Baca Juga: Kualitas Udara di Kalteng; Sampit Turun, Palangka Raya Fluktuatif
Lebih jauh, Hamdi berujar, potret sungai yang memperihatinkan kini, merupakan buah dari sikap abainya pemerintah daerah.
"Pemerintah daerah, bukan hanya Pemkot Banjarmasin, tapi Pemprov Kalsel secara umum, saat ini setengah hati untuk mengembalikan fungsi sungai," tekannya.
Di samping itu, banyak kebijakan pemerintah terhadap sungai yang dinilai Hamdi salah kaprah. Salah satunya adalah langkah betonisasi anak-anak sungai.
"Ini perlu dipikirkan kembali.
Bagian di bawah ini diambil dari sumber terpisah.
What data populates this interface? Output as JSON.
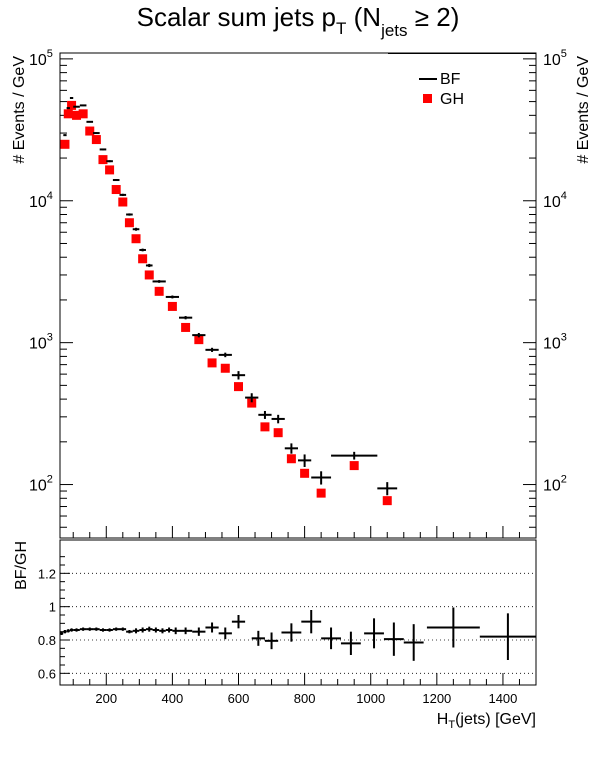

Oke kalau sungai yang di dalam kota dibeton, tapi juga tidak semua. Beberapa sungai mestinya dibiarkan secara alami," tuturnya.
Pemerintah, kata dia, juga punya peranan penting untuk menyadarkan masyarakat agar tidak lagi membuang sampah-sampahnya ke sungai.
Contohnya dengan mengoptimalkan kembali program bank sampah.
"Sosialisasikan itu dengan benar. Masyarakat kita, kalau sekadar diimbau tidak akan bergerak. Namun jika ada program yang bisa mengganti lelah mereka secara finansial, pasti akan berjalan. Meski tidak bisa cepat, tapi bisa perlahan," saran Hamdi.
Ditinjau dari perspektif sejarah, Bambang Subiyakto turut menyebut jika orientasi pembangunan yang dilakukan pemerintah daerah di Kalsel, khususnya Banjarmasin hari ini, juga mengabaikan tentang keberadaan sungai.
"Pembangunan berorientasi darat ini memang telah dimulai sejak pemerintahan Presiden Soeharto, dan berkelajutan hingga hari ini. Hal ini yang akhirnya berimbas pembangunan ke kita," tandasnya.